"Le coup dur". C'est ainsi que "Le Parisien" a évoqué à la Une de son édition de mardi la condamnation la veille de Nicolas Sarkozy à trois ans de prison, dont un an ferme, pour corruption, dans le procès dit des écoutes. A l'intérieur, les lecteurs ont pu découvrir un éditorial du directeur des rédactions du "Parisien/Aujourd'hui en France", Jean-Michel Salvator, intitulé "Dégagisme judiciaire" et dans lequel on pouvait lire : "Depuis plusieurs années, les décisions de justice qui concernent les politiques deviennent d'une sévérité accrue ou d'une intransigeance implacable". Et plus loin : "Les juges plaident la séparation des pouvoirs. Peut-on encore croire en leur sincérité ?".
Une prise de position qui a provoqué l'agacement d'une partie de la rédaction du quotidien basé en Île-de-France, laquelle s'est fendue mardi soir d'un communiqué cosigné par la Société des journalistes, les organisations syndicales et le "collectif des femmes du 'Parisien'". Avec ce titre : "Coup dur pour la rédaction". "L'édito du jour (...) suscite de nombreuses réactions au sein de la rédaction", peut-on lire en introduction. "Il n'appartient pas à notre journal de donner une opinion sur une décision de justice.
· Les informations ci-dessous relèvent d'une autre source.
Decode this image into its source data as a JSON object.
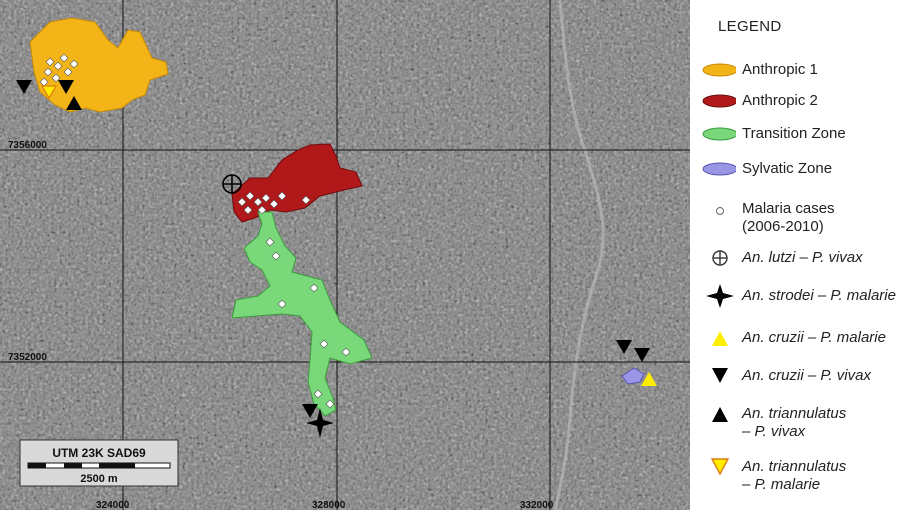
{
  "map": {
    "grid_labels": {
      "northing_top": "7356000",
      "northing_bottom": "7352000",
      "easting_left": "324000",
      "easting_mid": "328000",
      "easting_right": "332000"
    },
    "scalebar": {
      "title": "UTM 23K  SAD69",
      "distance": "2500 m"
    }
  },
  "legend": {
    "title": "LEGEND",
    "items": [
      {
        "label": "Anthropic 1",
        "color": "#f2b417"
      },
      {
        "label": "Anthropic 2",
        "color": "#b0181a"
      },
      {
        "label": "Transition Zone",
        "color": "#79d879"
      },
      {
        "label": "Sylvatic Zone",
        "color": "#9a96e6"
      },
      {
        "label": "Malaria cases",
        "label2": "(2006-2010)"
      },
      {
        "label": "An. lutzi – P. vivax"
      },
      {
        "label": "An. strodei – P. malarie"
      },
      {
        "label": "An. cruzii – P. malarie",
        "color": "#ffee00"
      },
      {
        "label": "An. cruzii – P. vivax"
      },
      {
        "label": "An. triannulatus",
        "label2": "– P. vivax"
      },
      {
        "label": "An. triannulatus",
        "label2": "– P. malarie",
        "color": "#ffee00",
        "stroke": "#e07a10"
      }
    ]
  }
}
Eclairer sur ses conséquences, oui. Le reste relève du commentaire". Les journalistes signataires déplorent également que Jean-Michel Salvator minimise "les faits reprochés à l'ancien président de la République".
Et de poursuivre : "Les signataires de ce communiqué tiennent à réaffirmer les principes de notre métier : exposer des faits, permettre l'expression de points de vue contradictoires, analyser... et ne pas orienter de manière partisane des éléments factuels au service d'on ne sait quels intérêts".
Les journalistes s'inquiètent ensuite : "En arrivant au 'Parisien', Jean-Michel Salvator a assuré aux organisations syndicales qu'il n'était pas question de faire de notre quotidien un journal d'opinion. Cet engagement doit être respecté. A la lecture de ce texte, cette promesse n'est pas tenue".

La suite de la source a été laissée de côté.